Babam, bankonun üzerinden eğilerek bakar. Yanlış yazıldığını görünce “Soyadımı yanlış yazdınız. Doğğusu Ağun” der. Memur yüzüne bakar. “Evet, Ağun” der. “Hayığ, hayığ Ağğun.” “Beyefendi anladım. Ağun.” Babam sinirlenir. Cebinden kalemini kâğıdını çıkarır, kocaman harflerle ARUN yazar, R’lere basa basa yüksek sesle okur. “AĞĞĞĞĞUN.”

Tevfik Fikret

Büyük bir şairdi fakat nesir yazamazdı. Her şeyden şikâyet ederdi. Fikret, evinde şeklini kendi tasarladığı dik yakalı, omuzdan düğmeli, yakası işlemesiz gömlekler giyerdi. Bu gömleklerin ilhamını Tolstoy’dan almıştı. Giyimle ilgili  buluşu bundan ibaret değil. Bir kadın çarşafı icat etti. Pek küçük bir pelerin, arkadan uzun bir iğneyle tutturuluyor. Bu iğne çıkınca çarşaf, bir an içinde gayet şık bir kostüm tayyör oluyor. İlk defa Tevfik Fikret’in eşi Nazime Hanım’ın giydiği bu çarşaf modeli, o dönem İstanbul’un kibar muhitlerinde moda oldu.

Tevfik Fikret ününü şair olmasına borçlu olmasına karşılık oğlunun durumu nedeniyle de çok konuşuldu.

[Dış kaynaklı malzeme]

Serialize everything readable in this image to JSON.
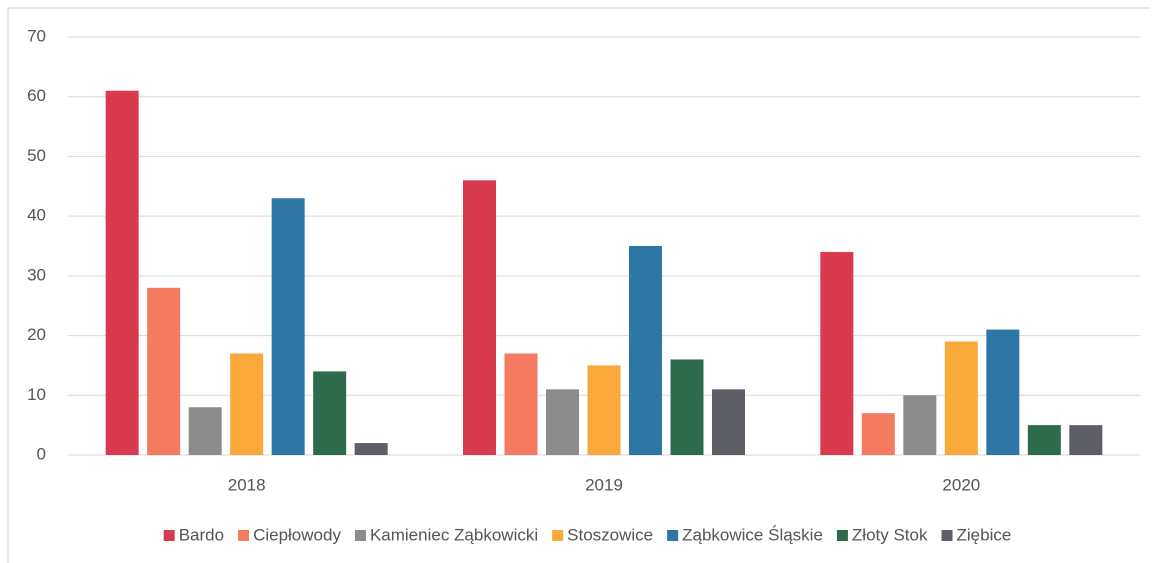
{
  "chart_data": {
    "type": "bar",
    "categories": [
      "2018",
      "2019",
      "2020"
    ],
    "series": [
      {
        "name": "Bardo",
        "color": "#d93a4e",
        "values": [
          61,
          46,
          34
        ]
      },
      {
        "name": "Ciepłowody",
        "color": "#f47a60",
        "values": [
          28,
          17,
          7
        ]
      },
      {
        "name": "Kamieniec Ząbkowicki",
        "color": "#8c8c8c",
        "values": [
          8,
          11,
          10
        ]
      },
      {
        "name": "Stoszowice",
        "color": "#f9a93a",
        "values": [
          17,
          15,
          19
        ]
      },
      {
        "name": "Ząbkowice Śląskie",
        "color": "#2e76a6",
        "values": [
          43,
          35,
          21
        ]
      },
      {
        "name": "Złoty Stok",
        "color": "#2e6a4c",
        "values": [
          14,
          16,
          5
        ]
      },
      {
        "name": "Ziębice",
        "color": "#5e5e66",
        "values": [
          2,
          11,
          5
        ]
      }
    ],
    "ylim": [
      0,
      70
    ],
    "yticks": [
      0,
      10,
      20,
      30,
      40,
      50,
      60,
      70
    ],
    "grid": true,
    "legend": "bottom"
  }
}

Oğlu Haluk’u yurtdışına gönderdi. Amerikalı eşinden doğan çocuklarına Türkçe öğretmedi. Kilise rahibiyken öldü. Şair Talat Halman Haluk’la yazışmalarda bulunmuştur. Haluk mektubun bir yerinde, babasının açık fikirli olduğunu ve “kendi kararlarımı kendi başıma vermemi istedi. Annem hiç memnun olmadı. Dedem ise hayal kırıklığına uğradı. Babam Allah’ın birliğine inananlardandı. Allah’a yaradan olarak inancı vardı.”